In AI, machine learning – mainly deep learning – has become very popular for its automated segmentation, interpretation, and classification of disease based on image processing algorithms from fundus photographs, optical coherence tomography (OCT) and visual fields. AI has shown its promising performance in classifying 2D images for distinguishing noticeable changes occurring in glaucoma, such as enlarged cup-disc ratio.
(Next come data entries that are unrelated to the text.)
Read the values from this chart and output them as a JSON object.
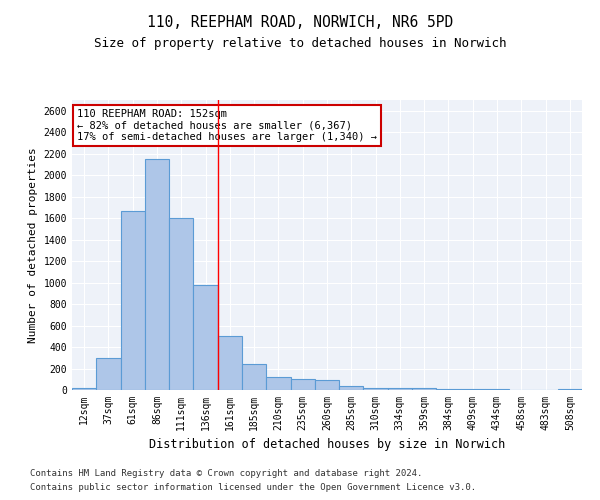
{
  "title": "110, REEPHAM ROAD, NORWICH, NR6 5PD",
  "subtitle": "Size of property relative to detached houses in Norwich",
  "xlabel": "Distribution of detached houses by size in Norwich",
  "ylabel": "Number of detached properties",
  "categories": [
    "12sqm",
    "37sqm",
    "61sqm",
    "86sqm",
    "111sqm",
    "136sqm",
    "161sqm",
    "185sqm",
    "210sqm",
    "235sqm",
    "260sqm",
    "285sqm",
    "310sqm",
    "334sqm",
    "359sqm",
    "384sqm",
    "409sqm",
    "434sqm",
    "458sqm",
    "483sqm",
    "508sqm"
  ],
  "values": [
    20,
    300,
    1670,
    2150,
    1600,
    975,
    500,
    245,
    125,
    105,
    95,
    35,
    20,
    15,
    15,
    8,
    5,
    5,
    3,
    2,
    5
  ],
  "bar_color": "#aec6e8",
  "bar_edge_color": "#5b9bd5",
  "bar_edge_width": 0.8,
  "red_line_x": 5.5,
  "annotation_text": "110 REEPHAM ROAD: 152sqm\n← 82% of detached houses are smaller (6,367)\n17% of semi-detached houses are larger (1,340) →",
  "annotation_box_color": "#ffffff",
  "annotation_box_edge_color": "#cc0000",
  "ylim": [
    0,
    2700
  ],
  "yticks": [
    0,
    200,
    400,
    600,
    800,
    1000,
    1200,
    1400,
    1600,
    1800,
    2000,
    2200,
    2400,
    2600
  ],
  "background_color": "#eef2f9",
  "footer_line1": "Contains HM Land Registry data © Crown copyright and database right 2024.",
  "footer_line2": "Contains public sector information licensed under the Open Government Licence v3.0.",
  "title_fontsize": 10.5,
  "subtitle_fontsize": 9,
  "xlabel_fontsize": 8.5,
  "ylabel_fontsize": 8,
  "tick_fontsize": 7,
  "annotation_fontsize": 7.5,
  "footer_fontsize": 6.5
}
However, a challenge remains regarding reaching the performance of expert clinicians in a real-world clinical pathway with three-dimensional diagnostic scans that can assist in separating the disease from normal ageing.

The current study of the OIV lab entitled “A Feature Agnostic Based Glaucoma Diagnosis from OCT Images with Deep Learning Technique” showed how glaucoma can be differentiated from healthy eyes through a trained deep learning algorithm using raw OCT images of peripapillary retinal scans of optic nerve head.
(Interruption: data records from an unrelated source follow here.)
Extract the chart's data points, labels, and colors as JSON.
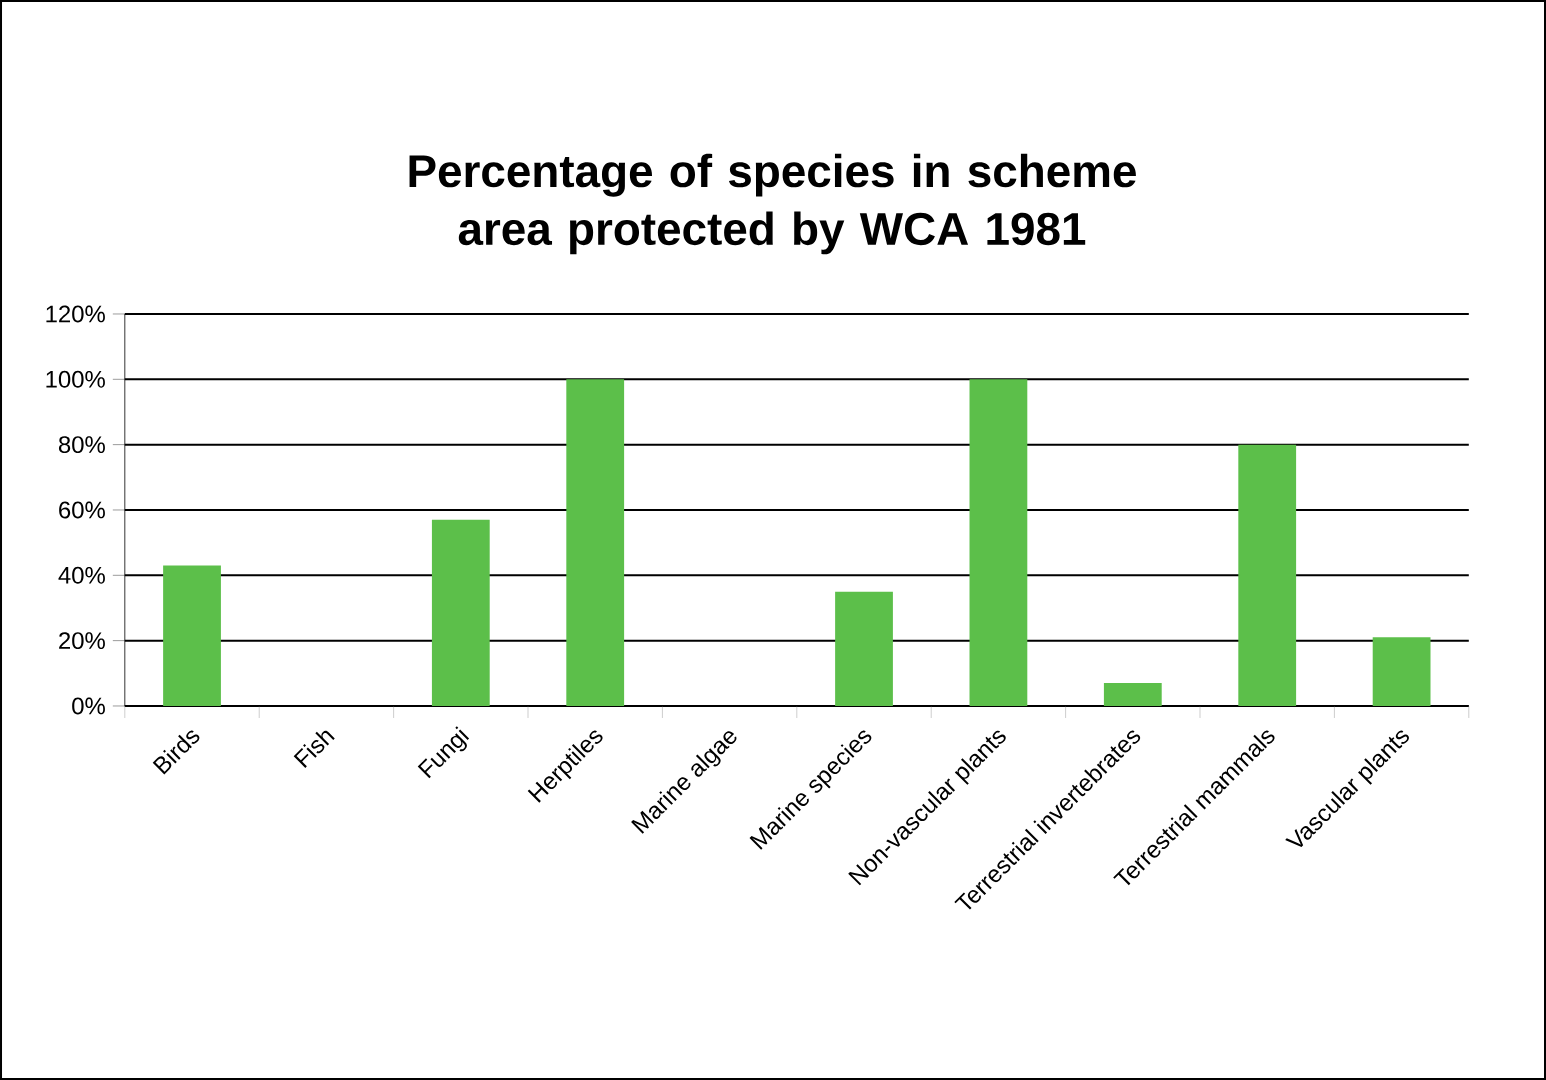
{
  "chart_data": {
    "type": "bar",
    "title": "Percentage of species in scheme area protected by WCA 1981",
    "categories": [
      "Birds",
      "Fish",
      "Fungi",
      "Herptiles",
      "Marine algae",
      "Marine species",
      "Non-vascular plants",
      "Terrestrial invertebrates",
      "Terrestrial mammals",
      "Vascular plants"
    ],
    "values": [
      43,
      0,
      57,
      100,
      0,
      35,
      100,
      7,
      80,
      21
    ],
    "color": "#5cbf4a",
    "ylim": [
      0,
      120
    ],
    "yticks": [
      {
        "value": 0,
        "label": "0%"
      },
      {
        "value": 20,
        "label": "20%"
      },
      {
        "value": 40,
        "label": "40%"
      },
      {
        "value": 60,
        "label": "60%"
      },
      {
        "value": 80,
        "label": "80%"
      },
      {
        "value": 100,
        "label": "100%"
      },
      {
        "value": 120,
        "label": "120%"
      }
    ],
    "grid": "y"
  }
}
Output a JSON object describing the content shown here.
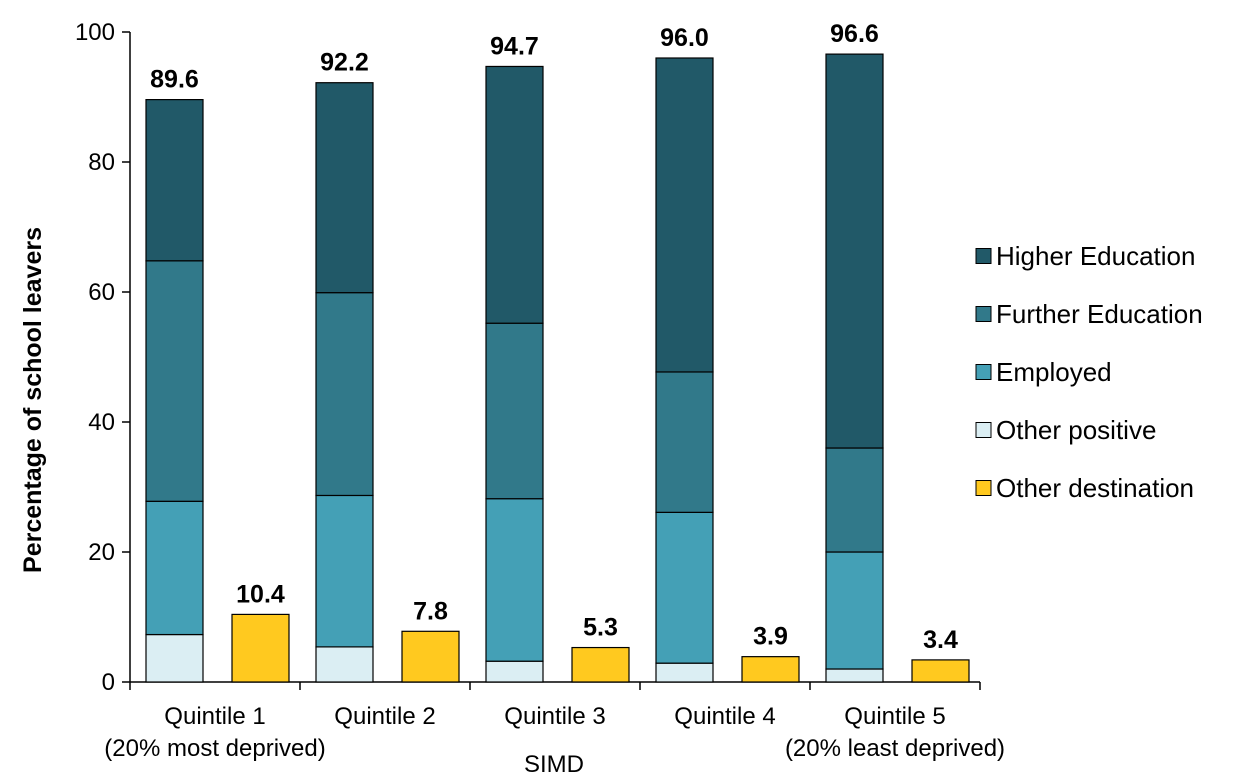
{
  "chart_data": {
    "type": "bar",
    "stacked": true,
    "ylabel": "Percentage of school leavers",
    "xlabel": "SIMD",
    "ylim": [
      0,
      100
    ],
    "yticks": [
      0,
      20,
      40,
      60,
      80,
      100
    ],
    "grid": false,
    "legend_position": "right",
    "categories": [
      {
        "line1": "Quintile 1",
        "line2": "(20% most deprived)"
      },
      {
        "line1": "Quintile 2",
        "line2": ""
      },
      {
        "line1": "Quintile 3",
        "line2": ""
      },
      {
        "line1": "Quintile 4",
        "line2": ""
      },
      {
        "line1": "Quintile 5",
        "line2": "(20% least deprived)"
      }
    ],
    "positive_series": [
      {
        "name": "Other positive",
        "color": "#dbeef3",
        "values": [
          7.3,
          5.4,
          3.2,
          2.9,
          2.0
        ]
      },
      {
        "name": "Employed",
        "color": "#44a0b6",
        "values": [
          20.5,
          23.3,
          25.0,
          23.2,
          18.0
        ]
      },
      {
        "name": "Further Education",
        "color": "#31798a",
        "values": [
          37.0,
          31.2,
          27.0,
          21.6,
          16.0
        ]
      },
      {
        "name": "Higher Education",
        "color": "#215968",
        "values": [
          24.8,
          32.3,
          39.5,
          48.3,
          60.6
        ]
      }
    ],
    "positive_totals": [
      "89.6",
      "92.2",
      "94.7",
      "96.0",
      "96.6"
    ],
    "other_series": {
      "name": "Other destination",
      "color": "#ffc91f",
      "values": [
        10.4,
        7.8,
        5.3,
        3.9,
        3.4
      ]
    },
    "other_labels": [
      "10.4",
      "7.8",
      "5.3",
      "3.9",
      "3.4"
    ],
    "legend": [
      {
        "name": "Higher Education",
        "color": "#215968"
      },
      {
        "name": "Further Education",
        "color": "#31798a"
      },
      {
        "name": "Employed",
        "color": "#44a0b6"
      },
      {
        "name": "Other positive",
        "color": "#dbeef3"
      },
      {
        "name": "Other destination",
        "color": "#ffc91f"
      }
    ]
  }
}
Dr Roy and her PhD student Mrs Nahida Akter demonstrated how their AI model can be used to detect and classify glaucoma from early to severe stages, in a press release presented at the Academy 2019, Orlando, USA. The study accumulated maximum glaucoma diagnostic features including both functional and structural features to train the machine learning algorithm and the outcomes of the study revealed 97% accuracy, which is much better than the previous studies of AI in glaucoma.

Though the machine learning results are promising for glaucoma detection and classification, further data collection is needed to train the algorithm with a large dimension of clinical data to make the AI independent, regardless of different scanning devices and ethnicity. The final AI model will also set for a real-world trial in a glaucoma clinic to validate the outcomes and make the AI clinically trustworthy – aiming to surpass the performance of clinicians in real-life situations.